Mars Odyssey 2001 continues to look for water near the surface of Mars, joined in orbit (on Christmas 2003) by the European Space Agency's Mars Express carrying the (apparently ill-fated) British Beagle-2 lander. For five years now, we have been` receiving a stream of spectacular results from NASA's twin Mars Exploration Rover missions, Spirit and Opportunity, searching for evidence of past water on the floor of the crater Gusev, and the high plains at Meridiani. In late 2006 the Mars Reconnaissance Orbiter began its mission of studying the Martian surface at unprecedented resolution (think "Google Mars"). A similarly powerful camera, and other instruments, are now closer at hand in NASA's Lunar Reconnaissance Orbiter, whose early images not only showed the abandoned Apllo descent stages, but in one case the surface churned up by astronauts setitng up equipment. The same booster launched LCROSS, which will impact near the lunar south pole on October 9, part of the search for water frozen in dark crater floors niear the poles./p>
Meanwhile, Cassini finally entered orbit around Saturn in July 2004 after a seven-year trip, and was immediately delivering spectacular information about Saturn, rings, and moons. A mission highlight was the release of the Huygens probe, which sort of plopped onto methane-rich mud on the surface of the giant moon Titan in 2005. Saturn's moons are turning out to be a real zoo, with ice volcanos on Enceladus spewing particles out into space, and the remaining mystery of why Iapetus has black and white hemispheres.
Heading yet deeper into space, the European Space Agency's Rosetta continues toward a rendezvous and sampling of a comet nucleus. NASA just launched the New Horizons probe for a July 2015 flyby of Pluto and its moons. Pluto will probably have recovered from its demotion to a dwarf planet by then and be ready to receive visitors.
Moving inward in the solar system, the MESSENGER probe has just completed two flyby passes of Mercury during a long set of gravitational maneuvers that will eventually drop it into orbit for the first complete mapping of this innermost planet.
And all the action isn't just in exploring the solar system. Hubble, freshly revitalized by the astronauts of STS-125, continues its epic observations of anything we can think of, complemented by the Chandra X-ray observatory in high Earth orbit. 2002 saw the launch of the last of NASA's quartet of "Great Observatories", the infrared-sensitive Spitzer.
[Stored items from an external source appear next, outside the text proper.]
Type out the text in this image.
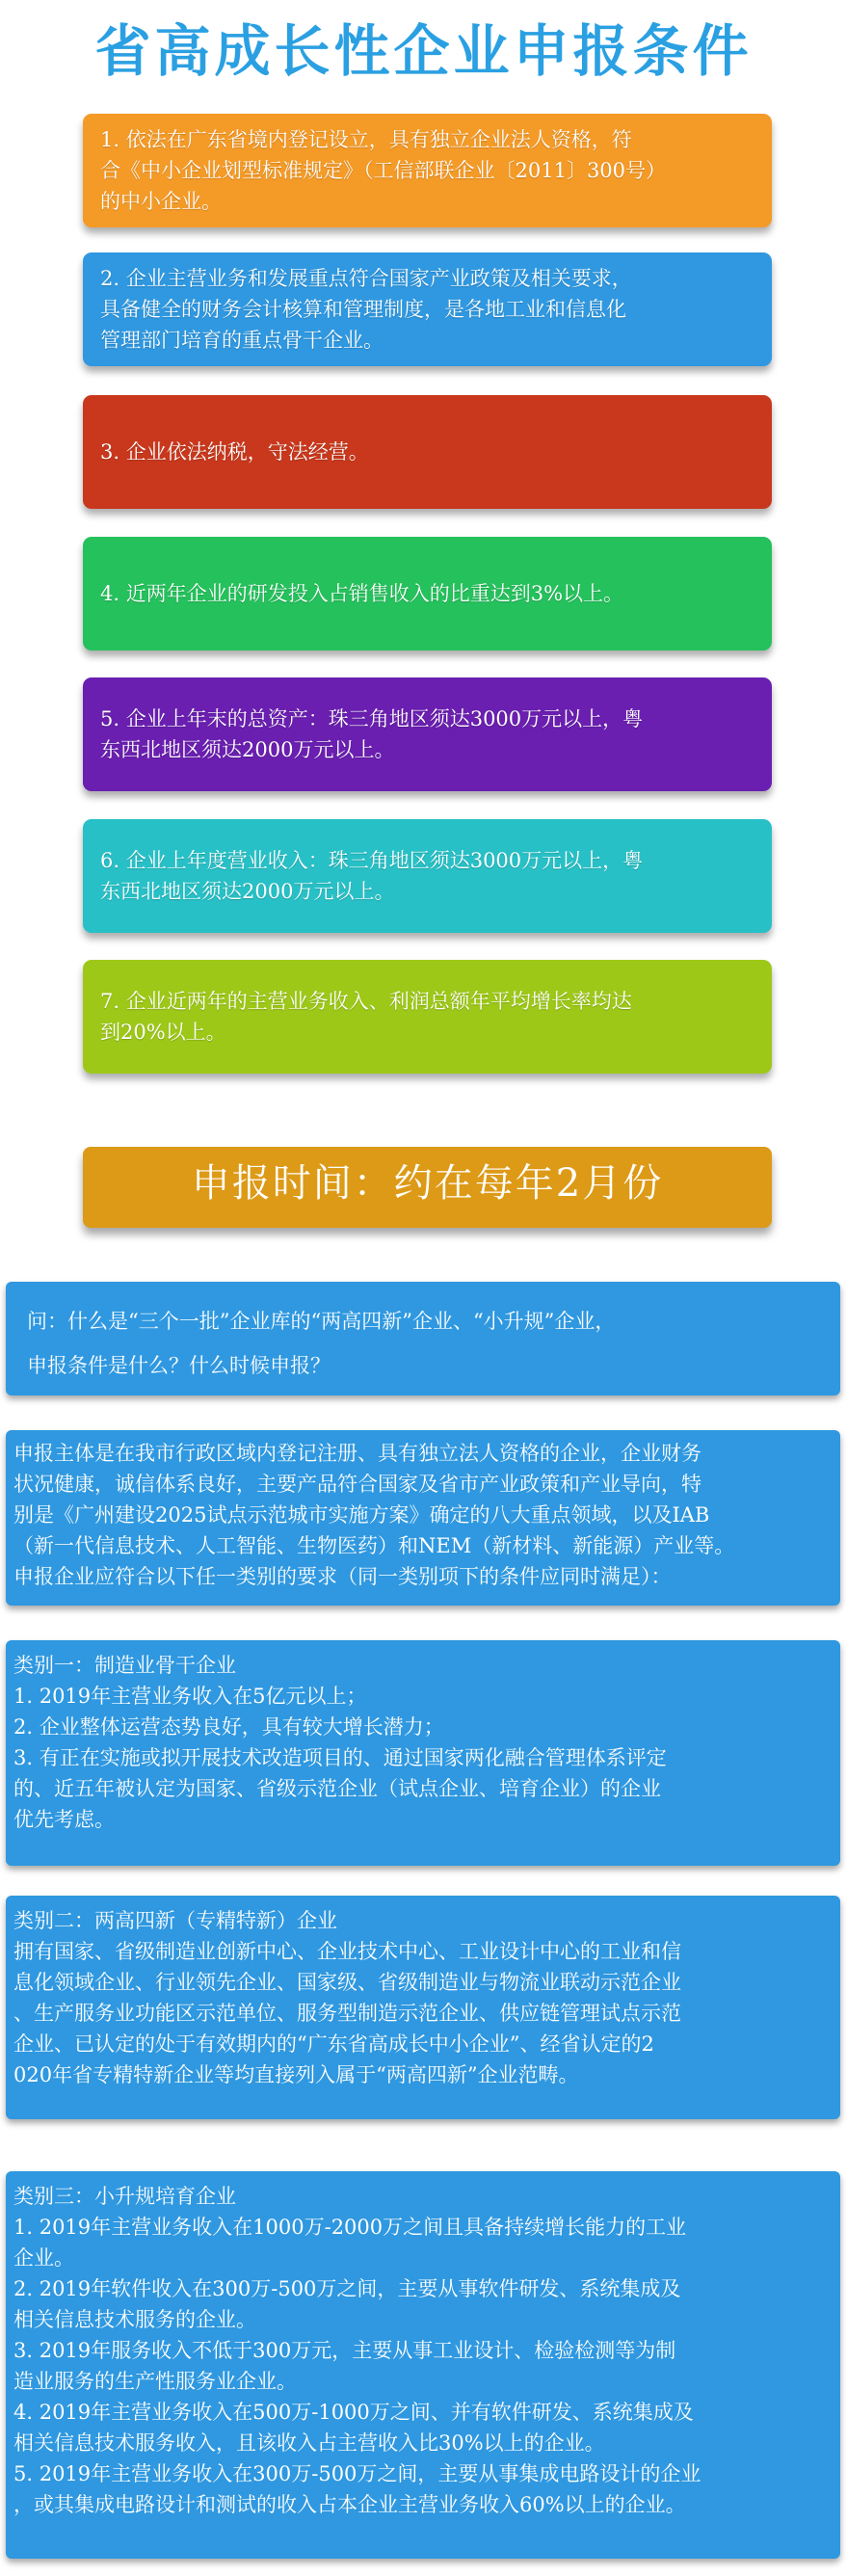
省高成长性企业申报条件
1. 依法在广东省境内登记设立，具有独立企业法人资格，符
合《中小企业划型标准规定》（工信部联企业〔2011〕300号）
的中小企业。
2. 企业主营业务和发展重点符合国家产业政策及相关要求，
具备健全的财务会计核算和管理制度，是各地工业和信息化
管理部门培育的重点骨干企业。
3. 企业依法纳税，守法经营。
4. 近两年企业的研发投入占销售收入的比重达到3%以上。
5. 企业上年末的总资产：珠三角地区须达3000万元以上，粤
东西北地区须达2000万元以上。
6. 企业上年度营业收入：珠三角地区须达3000万元以上，粤
东西北地区须达2000万元以上。
7. 企业近两年的主营业务收入、利润总额年平均增长率均达
到20%以上。
申报时间：约在每年2月份
问：什么是“三个一批”企业库的“两高四新”企业、“小升规”企业，
申报条件是什么？什么时候申报？
申报主体是在我市行政区域内登记注册、具有独立法人资格的企业，企业财务
状况健康，诚信体系良好，主要产品符合国家及省市产业政策和产业导向，特
别是《广州建设2025试点示范城市实施方案》确定的八大重点领域，以及IAB
（新一代信息技术、人工智能、生物医药）和NEM（新材料、新能源）产业等。
申报企业应符合以下任一类别的要求（同一类别项下的条件应同时满足）：
类别一：制造业骨干企业
1. 2019年主营业务收入在5亿元以上；
2. 企业整体运营态势良好，具有较大增长潜力；
3. 有正在实施或拟开展技术改造项目的、通过国家两化融合管理体系评定
的、近五年被认定为国家、省级示范企业（试点企业、培育企业）的企业
优先考虑。
类别二：两高四新（专精特新）企业
拥有国家、省级制造业创新中心、企业技术中心、工业设计中心的工业和信
息化领域企业、行业领先企业、国家级、省级制造业与物流业联动示范企业
、生产服务业功能区示范单位、服务型制造示范企业、供应链管理试点示范
企业、已认定的处于有效期内的“广东省高成长中小企业”、经省认定的2
020年省专精特新企业等均直接列入属于“两高四新”企业范畴。
类别三：小升规培育企业
1. 2019年主营业务收入在1000万-2000万之间且具备持续增长能力的工业
企业。
2. 2019年软件收入在300万-500万之间，主要从事软件研发、系统集成及
相关信息技术服务的企业。
3. 2019年服务收入不低于300万元，主要从事工业设计、检验检测等为制
造业服务的生产性服务业企业。
4. 2019年主营业务收入在500万-1000万之间、并有软件研发、系统集成及
相关信息技术服务收入，且该收入占主营收入比30%以上的企业。
5. 2019年主营业务收入在300万-500万之间，主要从事集成电路设计的企业
，或其集成电路设计和测试的收入占本企业主营业务收入60%以上的企业。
And on the ground, there are new results pouring in from such places as the Sloan Digital Sky Survey, international Gemini Observatory, and European Very Large Telescope.
More Skywatching Information
A useful listing of upcoming celestial events is sponsored by Sky and Telescope magazine. For predicted visibility of satellites from Tuscaloosa (or anywhere else you care to set), see the Heavens-Above site, which also provides a nice sky map Java applet. The current phase of the Moon is available from the US Naval Observatory, along with positions of the planets. The USNO site also provides data on sun- and moonrise and set times.